Leonardo Vilchis-Zarate, a master’s student from the University of California, shared his work gathering the untold history of a Latino church community near the California border. In which, a group of mothers worked to decrease crime in their community by inviting would-be criminals into their homes and offering them warm meals. Their activism culminated in a protest against the demolition of their homes to make way for a development project.
Meizi He, PhD, from the University of Texas at San Antonio, spoke about how she was able to work with and convince Latino church leaders to speak to their congregations about healthy living strategies to help increase healthy outcomes.

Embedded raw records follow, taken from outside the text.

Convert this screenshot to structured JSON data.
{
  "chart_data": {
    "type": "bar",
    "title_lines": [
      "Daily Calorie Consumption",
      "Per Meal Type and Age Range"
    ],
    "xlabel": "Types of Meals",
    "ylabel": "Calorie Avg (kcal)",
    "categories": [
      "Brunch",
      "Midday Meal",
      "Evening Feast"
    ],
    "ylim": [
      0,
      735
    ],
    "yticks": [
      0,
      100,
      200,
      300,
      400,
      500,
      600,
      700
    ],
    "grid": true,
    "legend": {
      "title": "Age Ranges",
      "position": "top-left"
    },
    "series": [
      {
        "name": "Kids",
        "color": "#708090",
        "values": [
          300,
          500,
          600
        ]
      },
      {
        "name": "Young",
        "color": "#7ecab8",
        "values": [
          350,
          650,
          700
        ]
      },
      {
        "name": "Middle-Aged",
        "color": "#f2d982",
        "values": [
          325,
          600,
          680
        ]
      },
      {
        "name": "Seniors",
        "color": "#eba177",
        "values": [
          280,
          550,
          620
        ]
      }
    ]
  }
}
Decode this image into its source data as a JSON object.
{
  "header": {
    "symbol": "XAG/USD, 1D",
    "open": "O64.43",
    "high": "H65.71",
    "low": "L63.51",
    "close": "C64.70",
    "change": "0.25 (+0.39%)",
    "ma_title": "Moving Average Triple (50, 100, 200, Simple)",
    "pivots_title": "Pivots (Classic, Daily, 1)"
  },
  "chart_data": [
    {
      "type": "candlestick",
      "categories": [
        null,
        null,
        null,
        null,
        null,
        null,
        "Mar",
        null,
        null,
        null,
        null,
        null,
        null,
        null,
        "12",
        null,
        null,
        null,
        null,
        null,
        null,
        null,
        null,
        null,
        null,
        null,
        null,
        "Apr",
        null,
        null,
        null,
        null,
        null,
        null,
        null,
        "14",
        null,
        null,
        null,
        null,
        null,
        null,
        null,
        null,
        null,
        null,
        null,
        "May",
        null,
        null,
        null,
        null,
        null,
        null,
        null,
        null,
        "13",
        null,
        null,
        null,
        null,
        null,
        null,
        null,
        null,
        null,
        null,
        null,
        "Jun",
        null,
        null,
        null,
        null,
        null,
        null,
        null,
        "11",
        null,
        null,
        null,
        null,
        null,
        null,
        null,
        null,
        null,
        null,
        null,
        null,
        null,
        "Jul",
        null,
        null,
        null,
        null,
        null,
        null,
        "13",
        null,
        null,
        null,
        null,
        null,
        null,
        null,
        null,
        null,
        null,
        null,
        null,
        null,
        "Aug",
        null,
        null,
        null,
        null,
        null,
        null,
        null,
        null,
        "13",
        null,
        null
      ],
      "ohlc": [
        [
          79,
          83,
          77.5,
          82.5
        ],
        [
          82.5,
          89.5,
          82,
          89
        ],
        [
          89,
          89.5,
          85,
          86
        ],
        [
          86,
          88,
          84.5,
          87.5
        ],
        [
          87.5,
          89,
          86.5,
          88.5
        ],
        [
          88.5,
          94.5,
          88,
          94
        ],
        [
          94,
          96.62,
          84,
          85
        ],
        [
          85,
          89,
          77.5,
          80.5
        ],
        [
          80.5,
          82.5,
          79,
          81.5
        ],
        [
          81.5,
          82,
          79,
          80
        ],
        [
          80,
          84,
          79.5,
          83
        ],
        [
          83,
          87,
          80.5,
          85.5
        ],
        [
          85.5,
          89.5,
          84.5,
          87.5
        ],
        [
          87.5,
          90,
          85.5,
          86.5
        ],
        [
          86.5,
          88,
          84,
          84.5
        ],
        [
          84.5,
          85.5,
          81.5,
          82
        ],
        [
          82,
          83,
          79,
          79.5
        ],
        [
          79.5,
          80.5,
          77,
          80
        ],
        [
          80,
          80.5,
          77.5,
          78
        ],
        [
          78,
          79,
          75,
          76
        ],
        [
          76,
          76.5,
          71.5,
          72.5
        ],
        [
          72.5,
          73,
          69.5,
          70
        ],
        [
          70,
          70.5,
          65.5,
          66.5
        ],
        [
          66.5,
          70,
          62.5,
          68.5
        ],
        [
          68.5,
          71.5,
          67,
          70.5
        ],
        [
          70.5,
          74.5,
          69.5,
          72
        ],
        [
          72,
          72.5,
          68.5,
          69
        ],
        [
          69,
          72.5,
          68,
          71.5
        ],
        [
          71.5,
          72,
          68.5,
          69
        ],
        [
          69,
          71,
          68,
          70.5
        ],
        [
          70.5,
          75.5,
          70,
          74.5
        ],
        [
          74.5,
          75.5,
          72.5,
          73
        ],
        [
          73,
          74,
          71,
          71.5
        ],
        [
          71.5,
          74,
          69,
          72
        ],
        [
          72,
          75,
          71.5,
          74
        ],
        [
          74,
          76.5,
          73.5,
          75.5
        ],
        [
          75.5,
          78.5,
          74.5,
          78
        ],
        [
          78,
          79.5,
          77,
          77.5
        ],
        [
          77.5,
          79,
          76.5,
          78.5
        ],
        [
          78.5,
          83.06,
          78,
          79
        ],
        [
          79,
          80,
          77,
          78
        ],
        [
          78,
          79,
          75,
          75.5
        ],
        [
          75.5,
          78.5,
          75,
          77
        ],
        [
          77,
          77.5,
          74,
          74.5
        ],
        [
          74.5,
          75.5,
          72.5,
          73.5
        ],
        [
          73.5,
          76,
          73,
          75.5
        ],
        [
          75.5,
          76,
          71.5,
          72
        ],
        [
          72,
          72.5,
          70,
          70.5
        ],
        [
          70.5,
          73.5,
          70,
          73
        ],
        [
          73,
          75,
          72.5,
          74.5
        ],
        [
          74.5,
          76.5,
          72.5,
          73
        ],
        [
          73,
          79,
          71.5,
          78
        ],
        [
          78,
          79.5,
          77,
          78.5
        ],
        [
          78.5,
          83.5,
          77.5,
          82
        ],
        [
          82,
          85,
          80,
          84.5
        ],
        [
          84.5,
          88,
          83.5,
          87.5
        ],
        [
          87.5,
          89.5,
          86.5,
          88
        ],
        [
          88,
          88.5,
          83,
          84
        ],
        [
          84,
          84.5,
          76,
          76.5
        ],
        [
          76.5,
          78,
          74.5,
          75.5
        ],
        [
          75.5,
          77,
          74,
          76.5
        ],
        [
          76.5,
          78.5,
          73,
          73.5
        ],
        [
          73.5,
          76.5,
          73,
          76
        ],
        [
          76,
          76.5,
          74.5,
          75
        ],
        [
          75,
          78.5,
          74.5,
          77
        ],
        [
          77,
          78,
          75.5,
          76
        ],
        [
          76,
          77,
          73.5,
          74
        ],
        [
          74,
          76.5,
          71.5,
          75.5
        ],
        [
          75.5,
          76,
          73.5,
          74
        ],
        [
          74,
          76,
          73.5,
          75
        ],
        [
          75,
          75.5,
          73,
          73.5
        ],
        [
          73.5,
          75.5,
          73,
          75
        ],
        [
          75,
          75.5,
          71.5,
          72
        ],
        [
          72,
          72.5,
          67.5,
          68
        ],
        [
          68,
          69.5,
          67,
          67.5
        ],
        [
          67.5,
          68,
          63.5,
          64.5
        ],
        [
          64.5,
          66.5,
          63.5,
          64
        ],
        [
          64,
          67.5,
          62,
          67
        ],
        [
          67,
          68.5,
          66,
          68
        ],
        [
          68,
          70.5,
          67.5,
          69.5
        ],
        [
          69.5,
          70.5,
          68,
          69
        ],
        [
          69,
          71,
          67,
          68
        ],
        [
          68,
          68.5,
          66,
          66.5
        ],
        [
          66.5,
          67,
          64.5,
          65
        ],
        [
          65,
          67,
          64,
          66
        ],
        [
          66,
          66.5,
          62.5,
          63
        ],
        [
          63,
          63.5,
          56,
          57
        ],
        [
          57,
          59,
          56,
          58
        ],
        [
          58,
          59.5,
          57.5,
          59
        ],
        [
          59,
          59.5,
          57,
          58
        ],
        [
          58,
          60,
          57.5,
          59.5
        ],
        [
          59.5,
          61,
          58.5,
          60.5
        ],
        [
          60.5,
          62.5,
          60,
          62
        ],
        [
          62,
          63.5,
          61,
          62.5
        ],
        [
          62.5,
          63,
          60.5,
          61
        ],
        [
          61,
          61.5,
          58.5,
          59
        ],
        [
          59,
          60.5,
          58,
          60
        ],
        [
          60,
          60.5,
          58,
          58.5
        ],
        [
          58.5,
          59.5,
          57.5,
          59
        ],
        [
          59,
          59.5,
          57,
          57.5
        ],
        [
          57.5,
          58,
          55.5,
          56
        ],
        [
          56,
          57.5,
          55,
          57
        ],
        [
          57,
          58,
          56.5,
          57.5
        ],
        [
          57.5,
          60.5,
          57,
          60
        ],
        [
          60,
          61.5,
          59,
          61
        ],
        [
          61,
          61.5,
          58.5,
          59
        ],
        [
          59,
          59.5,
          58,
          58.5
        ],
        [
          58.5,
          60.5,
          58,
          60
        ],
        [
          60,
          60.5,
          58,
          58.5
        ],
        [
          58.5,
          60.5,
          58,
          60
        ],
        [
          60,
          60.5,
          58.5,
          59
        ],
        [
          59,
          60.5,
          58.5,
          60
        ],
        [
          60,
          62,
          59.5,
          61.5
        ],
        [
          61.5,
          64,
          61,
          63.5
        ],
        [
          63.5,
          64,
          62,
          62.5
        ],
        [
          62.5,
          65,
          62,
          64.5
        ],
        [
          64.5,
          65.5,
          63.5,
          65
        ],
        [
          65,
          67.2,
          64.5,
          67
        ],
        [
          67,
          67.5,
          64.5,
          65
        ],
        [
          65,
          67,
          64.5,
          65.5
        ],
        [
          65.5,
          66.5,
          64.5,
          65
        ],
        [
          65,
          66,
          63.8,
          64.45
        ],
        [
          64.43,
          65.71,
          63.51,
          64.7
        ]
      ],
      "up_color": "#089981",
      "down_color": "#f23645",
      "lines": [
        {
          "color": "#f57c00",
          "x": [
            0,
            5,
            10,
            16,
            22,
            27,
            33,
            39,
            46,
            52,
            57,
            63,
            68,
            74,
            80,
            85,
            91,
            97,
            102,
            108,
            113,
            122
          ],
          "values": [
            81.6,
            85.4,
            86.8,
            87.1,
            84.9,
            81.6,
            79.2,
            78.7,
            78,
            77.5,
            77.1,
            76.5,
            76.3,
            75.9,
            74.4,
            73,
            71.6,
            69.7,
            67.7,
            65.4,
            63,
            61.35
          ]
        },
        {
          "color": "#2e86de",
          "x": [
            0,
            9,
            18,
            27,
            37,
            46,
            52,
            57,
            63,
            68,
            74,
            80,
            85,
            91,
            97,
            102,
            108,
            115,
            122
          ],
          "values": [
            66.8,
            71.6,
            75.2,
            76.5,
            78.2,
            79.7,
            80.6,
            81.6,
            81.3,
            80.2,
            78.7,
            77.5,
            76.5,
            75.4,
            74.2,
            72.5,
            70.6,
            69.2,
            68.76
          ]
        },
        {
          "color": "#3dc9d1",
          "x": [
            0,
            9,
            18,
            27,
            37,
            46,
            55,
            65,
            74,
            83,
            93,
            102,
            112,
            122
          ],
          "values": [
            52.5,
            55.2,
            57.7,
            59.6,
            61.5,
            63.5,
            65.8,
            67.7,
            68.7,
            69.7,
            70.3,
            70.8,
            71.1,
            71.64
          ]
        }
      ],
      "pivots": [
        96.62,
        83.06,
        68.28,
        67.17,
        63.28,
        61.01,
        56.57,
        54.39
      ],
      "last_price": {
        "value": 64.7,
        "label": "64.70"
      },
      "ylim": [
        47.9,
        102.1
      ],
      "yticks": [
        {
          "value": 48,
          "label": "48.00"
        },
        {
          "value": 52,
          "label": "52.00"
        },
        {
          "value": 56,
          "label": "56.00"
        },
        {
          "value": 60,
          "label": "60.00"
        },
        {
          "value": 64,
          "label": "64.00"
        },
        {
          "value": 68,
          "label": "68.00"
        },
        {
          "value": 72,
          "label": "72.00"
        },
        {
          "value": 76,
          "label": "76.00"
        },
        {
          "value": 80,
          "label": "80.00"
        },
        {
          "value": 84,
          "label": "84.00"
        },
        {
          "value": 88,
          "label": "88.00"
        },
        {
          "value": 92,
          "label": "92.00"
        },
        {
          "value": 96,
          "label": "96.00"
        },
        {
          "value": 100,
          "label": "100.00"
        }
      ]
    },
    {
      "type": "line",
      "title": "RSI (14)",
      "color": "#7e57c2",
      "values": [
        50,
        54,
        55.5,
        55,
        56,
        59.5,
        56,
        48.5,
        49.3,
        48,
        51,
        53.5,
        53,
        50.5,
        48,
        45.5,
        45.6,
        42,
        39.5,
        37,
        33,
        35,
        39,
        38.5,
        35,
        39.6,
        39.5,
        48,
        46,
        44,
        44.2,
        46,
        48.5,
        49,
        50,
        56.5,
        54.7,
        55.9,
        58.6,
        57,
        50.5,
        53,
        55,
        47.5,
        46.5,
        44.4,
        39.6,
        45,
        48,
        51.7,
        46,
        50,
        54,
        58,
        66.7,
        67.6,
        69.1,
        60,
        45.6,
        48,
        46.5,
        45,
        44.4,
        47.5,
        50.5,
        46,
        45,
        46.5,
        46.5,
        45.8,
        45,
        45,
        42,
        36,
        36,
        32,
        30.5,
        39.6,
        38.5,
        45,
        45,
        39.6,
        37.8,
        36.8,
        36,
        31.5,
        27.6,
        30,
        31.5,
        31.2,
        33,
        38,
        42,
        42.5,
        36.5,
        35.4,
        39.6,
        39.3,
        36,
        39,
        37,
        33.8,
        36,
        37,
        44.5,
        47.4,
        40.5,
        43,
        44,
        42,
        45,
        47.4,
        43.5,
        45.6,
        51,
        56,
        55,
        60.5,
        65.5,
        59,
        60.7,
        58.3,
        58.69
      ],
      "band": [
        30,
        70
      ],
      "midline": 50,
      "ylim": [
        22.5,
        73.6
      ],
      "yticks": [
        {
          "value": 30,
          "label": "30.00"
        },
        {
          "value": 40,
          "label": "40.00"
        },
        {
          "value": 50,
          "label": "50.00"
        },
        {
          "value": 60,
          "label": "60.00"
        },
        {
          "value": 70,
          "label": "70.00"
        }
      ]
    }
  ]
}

The team offered a $1,000 grant to various churches to make any sort of improvements the church thought would help increase healthy outcomes, like providing healthy snacks, or building places to play. The study suggested better health outcomes for those churches who participated. Meizi suggested this could be replicated in rural areas across Texas to great effect.
A more disturbing study was presented by master’s student, Karla Hernandez from UCLA. She showcased her research: Gendered Analysis of the U.S Border Patrol, specifically focusing on Latina women. She interviewed several current and former Latina border patrol agents, discovering a pattern of sexual harassment, sexual assault and verbal abuse. “There’s not a single woman in the Border Patrol who has either not been sexually assaulted, outright raped, or at the very least sexually harassed.”, former Border Patrol agent Jen Budd, interviewee apart of Hernandez’s research
Several students offered proposals of other subjects that they were curious about. Some of them were, how community groups work together across the borders to protect the environment in El Paso and Ciudad Juárez, the ripple effects of immigration crackdown on immigrant healthcare outcomes, and identifying how and why political power is shifting in the Rio Grande Valley from Democrats to Republicans.